Insomma, l’Italia si farebbe carico di trattare, per conto di tutti, sia sul problema migranti, sia su quello dell’approvvigionamento di gas. In cambio, saremmo noi a distribuirlo a altri ( e vedremo a che prezzo) e ridurremmo il costante afflusso di genti stremate dalla povertà, dalla fame, dalla guerra (o guerriglia) e dallo sfruttamento verso l’agognato benessere europeo. Praticamente in missione per conto di Bruxelles. E di tutti gli altri. Un’operazione di riposizionamento strategico del ruolo italiano, degna del Draghi dei tempi migliori.
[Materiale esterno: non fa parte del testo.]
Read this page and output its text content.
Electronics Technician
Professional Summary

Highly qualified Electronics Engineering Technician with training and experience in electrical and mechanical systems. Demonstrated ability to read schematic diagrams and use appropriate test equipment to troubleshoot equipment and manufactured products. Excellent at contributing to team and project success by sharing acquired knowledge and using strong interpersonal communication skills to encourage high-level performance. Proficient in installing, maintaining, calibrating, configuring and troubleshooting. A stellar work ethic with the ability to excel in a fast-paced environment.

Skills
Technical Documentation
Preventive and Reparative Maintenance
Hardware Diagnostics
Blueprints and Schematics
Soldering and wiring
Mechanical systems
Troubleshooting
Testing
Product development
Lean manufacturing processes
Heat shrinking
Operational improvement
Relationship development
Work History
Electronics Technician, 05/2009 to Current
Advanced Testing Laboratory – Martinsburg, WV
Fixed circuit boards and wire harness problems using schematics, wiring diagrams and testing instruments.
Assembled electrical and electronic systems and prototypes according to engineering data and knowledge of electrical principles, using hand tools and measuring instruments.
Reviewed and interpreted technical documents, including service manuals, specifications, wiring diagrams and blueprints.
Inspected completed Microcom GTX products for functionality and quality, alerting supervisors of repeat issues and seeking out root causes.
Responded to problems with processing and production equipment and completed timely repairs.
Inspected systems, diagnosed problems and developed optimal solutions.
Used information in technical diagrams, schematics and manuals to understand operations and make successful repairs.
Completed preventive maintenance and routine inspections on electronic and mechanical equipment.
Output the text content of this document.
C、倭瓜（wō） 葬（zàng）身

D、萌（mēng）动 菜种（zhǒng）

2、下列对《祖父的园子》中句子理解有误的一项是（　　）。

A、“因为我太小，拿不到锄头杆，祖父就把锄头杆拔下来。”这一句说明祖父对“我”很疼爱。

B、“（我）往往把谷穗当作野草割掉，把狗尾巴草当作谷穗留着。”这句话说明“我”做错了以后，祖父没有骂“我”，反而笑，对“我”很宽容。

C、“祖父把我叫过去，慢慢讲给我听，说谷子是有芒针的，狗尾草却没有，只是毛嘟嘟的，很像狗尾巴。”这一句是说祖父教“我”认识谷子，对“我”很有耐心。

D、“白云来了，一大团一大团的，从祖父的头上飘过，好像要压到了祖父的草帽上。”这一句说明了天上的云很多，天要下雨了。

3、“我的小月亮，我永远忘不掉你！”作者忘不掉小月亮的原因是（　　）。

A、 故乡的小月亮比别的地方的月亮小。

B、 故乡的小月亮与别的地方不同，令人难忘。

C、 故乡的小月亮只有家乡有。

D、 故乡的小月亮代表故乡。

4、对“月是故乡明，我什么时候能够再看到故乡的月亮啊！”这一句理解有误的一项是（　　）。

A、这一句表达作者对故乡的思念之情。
La presenza di Eni in Libia rafforzata dal maxi accordo sul gas.
Nel dettaglio, l’intesa siglata ieri, sotto lo sguardo vigile e compiaciuto di Meloni e del primo ministro del Governo di unità nazionale libico, Abdul Hamid Al-Dbeibah, prevede l’intervento di Eni nei due giacimenti – Struttura A e Struttura E – che si trovano al largo delle coste libiche, nell’area contrattuale D. La produzione di gas inizierà nel 2026 e dovrà assicurare estrazione per 750 milioni di piedi cubi di gas al giorno.
Tutto questo attraverso due piattaforme di collegamento con l’impianto di Mellitah, dove verrà anche costruito un impianto di cattura e di stoccaggio dell’anidride carbonica (CCS), in linea con la strategia di decarbonizzazione adottata dall’Eni. Con evidenti ricadute positive per l’economia locale e con il rafforzamento del ruolo e della presenza del colosso italiano che fu di Enrico Mattei. Del resto, la compagnia italiana non è certo un partner sconosciuto per la Libia, visto che è il primo produttore di gas ed il principale fornitore del mercato locale interno, con una quota pari all’80%. Gli impianti Eni, nello scorso 2022, hanno prodotto in Libia 9,3 miliardi di metri cubi di gas, per lo più destinati al mercato interno che li impiega per l’alimentazione delle centrali elettriche del paese, impegnate a generare oltre 3 gigawatt. Solamente 2,5 miliardi di metri cubi sono arrivati in Italia, attraverso i 520 chilometri del gasdotto sottomarino Greenstream, che collega Mellitah alla siciliana Gela.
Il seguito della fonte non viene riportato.